Wisata di Desa Jatilengger, Kecamatan Ponggok, ini memiliki sekitar 97 rusa. Terdiri dari 37 pejantan, 32 betina, dan 28 anakan. Padahal, awalnya hanya sekitar 18 ekor rusa yang dipelihara di lokasi tersebut. Hal ini menjadi indikasi upaya konservasi cukup berhasil. “Dalam satu hari biasanya butuh sekitar 6 kuintal rumput, belum termasuk makanan tambahan seperti singkong,” ujar salah seorang pengelola wisata Kesambi Trees Park, Harianto.
Dia mengungkapkan, rerata pengunjung per hari sekitar 50 orang. Kunjungan semakin banyak saaat weekend alias Sabtu-Minggu. Bahkan, saat momen hari-hari libur bisa mencapai 2-3 kali lipat. “ Apalagi kalau ada acara tertentu, jumlahnya lebih banyak lagi,” imbuhnya.

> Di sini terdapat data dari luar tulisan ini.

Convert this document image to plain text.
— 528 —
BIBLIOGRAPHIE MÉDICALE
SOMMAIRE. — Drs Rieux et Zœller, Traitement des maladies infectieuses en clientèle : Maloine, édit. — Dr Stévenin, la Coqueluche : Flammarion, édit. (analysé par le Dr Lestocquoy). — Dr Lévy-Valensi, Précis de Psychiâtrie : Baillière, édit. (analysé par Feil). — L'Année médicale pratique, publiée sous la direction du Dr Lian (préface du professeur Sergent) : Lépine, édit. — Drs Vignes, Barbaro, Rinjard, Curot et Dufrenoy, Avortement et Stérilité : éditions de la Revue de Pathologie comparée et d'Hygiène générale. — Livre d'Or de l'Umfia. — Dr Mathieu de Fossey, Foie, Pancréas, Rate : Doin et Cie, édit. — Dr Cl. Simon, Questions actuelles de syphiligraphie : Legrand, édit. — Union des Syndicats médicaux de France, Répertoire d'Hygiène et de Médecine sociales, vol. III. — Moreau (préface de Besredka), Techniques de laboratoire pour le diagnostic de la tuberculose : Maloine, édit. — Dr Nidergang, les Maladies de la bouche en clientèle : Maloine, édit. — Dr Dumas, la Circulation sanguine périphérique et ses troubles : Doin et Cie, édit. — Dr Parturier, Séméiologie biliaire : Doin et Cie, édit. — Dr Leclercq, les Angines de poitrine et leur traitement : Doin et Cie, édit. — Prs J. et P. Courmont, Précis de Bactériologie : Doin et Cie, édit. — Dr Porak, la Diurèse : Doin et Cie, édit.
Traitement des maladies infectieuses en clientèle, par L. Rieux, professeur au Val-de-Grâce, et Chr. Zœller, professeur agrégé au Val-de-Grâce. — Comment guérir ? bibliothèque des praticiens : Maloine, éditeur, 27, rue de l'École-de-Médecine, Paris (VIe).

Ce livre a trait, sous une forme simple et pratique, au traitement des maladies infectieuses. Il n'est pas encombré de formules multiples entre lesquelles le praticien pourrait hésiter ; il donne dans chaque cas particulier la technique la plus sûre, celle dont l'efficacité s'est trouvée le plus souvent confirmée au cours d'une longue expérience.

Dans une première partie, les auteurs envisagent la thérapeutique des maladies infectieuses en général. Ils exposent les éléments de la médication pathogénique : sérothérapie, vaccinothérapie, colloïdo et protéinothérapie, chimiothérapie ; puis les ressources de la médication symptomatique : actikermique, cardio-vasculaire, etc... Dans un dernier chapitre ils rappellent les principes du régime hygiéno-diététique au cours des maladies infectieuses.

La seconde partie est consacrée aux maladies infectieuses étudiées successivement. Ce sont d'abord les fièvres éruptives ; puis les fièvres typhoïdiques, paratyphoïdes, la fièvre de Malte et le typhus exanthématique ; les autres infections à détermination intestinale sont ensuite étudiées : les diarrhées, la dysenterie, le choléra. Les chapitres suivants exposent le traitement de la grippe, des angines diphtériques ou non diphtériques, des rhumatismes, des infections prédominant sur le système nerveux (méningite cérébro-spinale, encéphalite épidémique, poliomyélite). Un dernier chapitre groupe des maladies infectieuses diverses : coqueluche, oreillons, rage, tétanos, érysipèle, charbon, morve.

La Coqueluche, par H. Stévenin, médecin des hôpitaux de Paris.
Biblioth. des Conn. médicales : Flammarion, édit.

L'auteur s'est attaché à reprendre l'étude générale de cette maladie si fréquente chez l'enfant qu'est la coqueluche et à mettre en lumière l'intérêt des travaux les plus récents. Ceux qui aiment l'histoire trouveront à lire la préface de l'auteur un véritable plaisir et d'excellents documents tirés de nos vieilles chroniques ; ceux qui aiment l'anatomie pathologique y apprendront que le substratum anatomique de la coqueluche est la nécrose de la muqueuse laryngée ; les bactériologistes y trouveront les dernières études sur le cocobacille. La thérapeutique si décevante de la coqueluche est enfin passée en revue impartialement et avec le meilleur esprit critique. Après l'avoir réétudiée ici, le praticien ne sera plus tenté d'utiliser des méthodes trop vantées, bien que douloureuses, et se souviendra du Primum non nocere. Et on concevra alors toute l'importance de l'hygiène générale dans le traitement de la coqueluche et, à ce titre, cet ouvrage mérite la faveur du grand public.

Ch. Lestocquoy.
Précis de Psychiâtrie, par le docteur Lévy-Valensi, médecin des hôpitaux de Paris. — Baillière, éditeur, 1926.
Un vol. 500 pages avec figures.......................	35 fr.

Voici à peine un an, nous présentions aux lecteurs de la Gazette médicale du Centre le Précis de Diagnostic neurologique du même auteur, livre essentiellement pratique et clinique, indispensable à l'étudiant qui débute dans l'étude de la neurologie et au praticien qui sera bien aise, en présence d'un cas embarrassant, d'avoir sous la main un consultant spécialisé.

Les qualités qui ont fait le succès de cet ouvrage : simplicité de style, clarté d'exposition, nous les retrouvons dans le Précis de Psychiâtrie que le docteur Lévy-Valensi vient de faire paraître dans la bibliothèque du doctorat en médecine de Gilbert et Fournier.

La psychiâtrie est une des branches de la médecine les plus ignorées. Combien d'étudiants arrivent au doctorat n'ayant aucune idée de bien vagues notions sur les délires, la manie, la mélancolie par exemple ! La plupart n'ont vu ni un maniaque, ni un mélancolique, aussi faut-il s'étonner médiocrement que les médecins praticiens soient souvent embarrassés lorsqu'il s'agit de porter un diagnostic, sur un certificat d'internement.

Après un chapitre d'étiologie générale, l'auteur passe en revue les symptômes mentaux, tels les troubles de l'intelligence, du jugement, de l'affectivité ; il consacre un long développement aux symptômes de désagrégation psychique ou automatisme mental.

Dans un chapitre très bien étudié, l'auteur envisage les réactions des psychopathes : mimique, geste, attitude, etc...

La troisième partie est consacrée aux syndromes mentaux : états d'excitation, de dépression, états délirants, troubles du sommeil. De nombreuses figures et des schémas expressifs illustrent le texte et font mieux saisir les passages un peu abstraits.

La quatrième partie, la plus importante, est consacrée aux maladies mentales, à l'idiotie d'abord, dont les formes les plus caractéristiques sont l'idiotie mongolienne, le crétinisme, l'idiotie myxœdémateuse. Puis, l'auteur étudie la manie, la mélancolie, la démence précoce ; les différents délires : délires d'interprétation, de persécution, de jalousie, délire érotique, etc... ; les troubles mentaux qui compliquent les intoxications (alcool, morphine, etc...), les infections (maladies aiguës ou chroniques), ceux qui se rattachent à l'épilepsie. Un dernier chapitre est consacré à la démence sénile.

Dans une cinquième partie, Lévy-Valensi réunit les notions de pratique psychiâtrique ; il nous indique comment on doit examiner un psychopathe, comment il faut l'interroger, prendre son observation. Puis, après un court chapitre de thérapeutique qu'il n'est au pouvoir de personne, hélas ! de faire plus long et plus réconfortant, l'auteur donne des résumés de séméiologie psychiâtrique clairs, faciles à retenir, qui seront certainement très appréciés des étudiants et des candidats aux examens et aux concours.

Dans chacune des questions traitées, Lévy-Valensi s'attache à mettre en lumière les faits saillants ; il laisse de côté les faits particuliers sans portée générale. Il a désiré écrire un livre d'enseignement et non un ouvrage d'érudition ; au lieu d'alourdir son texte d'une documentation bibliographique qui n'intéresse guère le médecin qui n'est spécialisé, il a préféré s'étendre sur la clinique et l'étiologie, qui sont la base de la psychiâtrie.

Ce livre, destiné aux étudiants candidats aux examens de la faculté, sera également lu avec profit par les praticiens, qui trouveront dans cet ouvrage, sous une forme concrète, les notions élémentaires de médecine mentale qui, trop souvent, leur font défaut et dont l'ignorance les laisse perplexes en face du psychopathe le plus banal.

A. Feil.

Kendati demikian, pria ramah itu mengungkapkan bahwa wana wisata ini juga sepi pengunjung. Misalnya saat bulan Ramadan. Bahkan, pernah juga tutup total sehingga kesulitan untuk memenuhi kebutuhan operasional pemeliharaan. “Pernah tutup total ketika pandemi. Itu minusnya karena pendapatan otomatis berkurang, sedangkan perawatan rusa setiap hari harus dilakukan,” tuturnya.
Sebanyak 30 petugas dikerahkan untuk merawat dan mengelola wisata alam ini, termasuk pengelola, penjual makanan, satpam, dan tukang parkir. Semua pekerja diambil dari paguyuban warga sekitar. “Tujuannya ya jelas untuk menambah pendapatan mereka. Memberikan peluang pekerjaan.” katanya.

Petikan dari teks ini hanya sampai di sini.